Sabahattin Ali' nin: “Sessiz sedasız bir köşeye çekilip yaşamak lazım.” dediği yerdeyim. Bir çoğumuz o köşede, kendi çizdiği sınırlarda nefes almaya çalışıyor. Geçmişte yaşanan buhranların yıllar geçtikçe tekrar etmesi her defasında daha güçlü darbelerle yaşam standartlarımızı alt üst etti. Kapanan kamu fabrikalarının yerini tüketim odaklı olan ticaret sahaları aldı. Kentimizin tarım kenti olması, küçük ölçekte yapılan çiftçilikle sınırlı kalıyor. Konserveciliğin geliştirilip dünya pazarına açılması Dardanel Fabrikası' ndan ibaret kalıyor. Desteklenmesi gereken hammadde üretimi olmalı. Üretim maliyetleri altında ezilen üretici için çözüm kaynakları bulmak sorunları bir nebze de olsa çözecekken bunun yerine kent pazarlarını ve marketleri sorunlu görmek doğru mu? Ya da bu çerçeveden çevremize bakarken, "sessiz sedasız yaşamaya devam ederek, geleceğimizi nasıl şekillendireceğiz?" diye sorabiliriz.

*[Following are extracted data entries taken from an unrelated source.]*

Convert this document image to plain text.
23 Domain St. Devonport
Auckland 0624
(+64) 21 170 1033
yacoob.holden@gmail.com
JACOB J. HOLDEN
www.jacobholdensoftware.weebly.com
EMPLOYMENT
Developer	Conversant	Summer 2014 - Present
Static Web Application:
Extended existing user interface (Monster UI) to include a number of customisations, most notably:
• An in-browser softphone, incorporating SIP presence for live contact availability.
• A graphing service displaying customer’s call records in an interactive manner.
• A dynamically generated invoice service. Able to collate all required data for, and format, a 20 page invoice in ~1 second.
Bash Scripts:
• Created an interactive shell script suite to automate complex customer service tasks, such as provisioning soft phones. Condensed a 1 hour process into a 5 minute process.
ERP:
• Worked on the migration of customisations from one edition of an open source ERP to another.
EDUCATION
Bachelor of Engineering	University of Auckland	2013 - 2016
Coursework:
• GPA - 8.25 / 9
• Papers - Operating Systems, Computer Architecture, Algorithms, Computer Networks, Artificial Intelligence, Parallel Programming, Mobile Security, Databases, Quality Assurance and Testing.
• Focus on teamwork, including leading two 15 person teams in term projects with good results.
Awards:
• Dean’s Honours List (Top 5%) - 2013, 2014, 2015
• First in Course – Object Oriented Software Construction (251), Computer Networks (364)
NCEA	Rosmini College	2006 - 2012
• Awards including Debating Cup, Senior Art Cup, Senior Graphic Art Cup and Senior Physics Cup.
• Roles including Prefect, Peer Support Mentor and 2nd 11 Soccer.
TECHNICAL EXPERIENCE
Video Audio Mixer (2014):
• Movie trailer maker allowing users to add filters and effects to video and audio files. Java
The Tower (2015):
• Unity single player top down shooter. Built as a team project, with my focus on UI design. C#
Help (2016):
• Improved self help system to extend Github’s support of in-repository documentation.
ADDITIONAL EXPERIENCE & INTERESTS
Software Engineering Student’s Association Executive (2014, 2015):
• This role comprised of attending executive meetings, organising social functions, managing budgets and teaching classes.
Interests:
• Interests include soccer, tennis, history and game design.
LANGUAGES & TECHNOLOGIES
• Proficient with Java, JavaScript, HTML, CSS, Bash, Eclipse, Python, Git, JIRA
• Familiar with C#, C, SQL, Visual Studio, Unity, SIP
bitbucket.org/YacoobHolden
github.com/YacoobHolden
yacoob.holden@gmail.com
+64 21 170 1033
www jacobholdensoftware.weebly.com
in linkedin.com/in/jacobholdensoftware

Mesela, 41 bin kilometrekarelik yüzölçümüyle Konya' dan sadece 3 bin kilometrekare büyük olan Hollanda, Türkiye' ye tarım üretiminde ve ihracatında fark atmaya devam ediyor.
İhracatının %71' ini tarımsal ürünlerden elde ediyor. Bizim ülkemizde ise tarımda dışa bağımlılık katlanarak büyüyor. Türkiye' nin dünya tarımsal ürünler ihracatından sadece yüzde 1 pay alıyor. Hububattan baklagile, yağlı tohumlardan endüstri bitkilerine kadar tarımda dışa bağımlılık giderek arttı. Bu tarım arazilerimizi verimli kullanmak yerine değersizleştirdiğimizin de kanıtı bir bakıma.
Türkiye' nin üretmek yerine ithalatı tercih etmesi, tarım dış ticaretinin her yıl açık vermesine devam etmesi demek. Çevremizde yetişmesi mümkün olan ve iklim koşullarımız uygun olmasına rağmen, tarım ürünleri yeterli üretilmediği ve çiftçiye destek verilmediği için buğday, arpa, mısır, nohut, mercimek, fasulye, ayçiçeği, pamuk, tütün gibi birçok ürünü dışarıdan almaya devam ediyoruz. Neden?
Üretici olmayan, üretime de katkısı olmayan ve de köşesinde sessiz sedasız yaşayan insan! Geleceğimiz için aynı zamanda yaşıyoruz. Ev sahibi kirayı artırmayacak, süt maliyetine satılacak, çiftçi para kazanmayacak, yastık altı yatırımları ile gündem oyalanacak. Böylece ucuzluk olacak. Bu doğru olabilir mi? Bunun üzerine bir düşünün derim. İyi haftalar.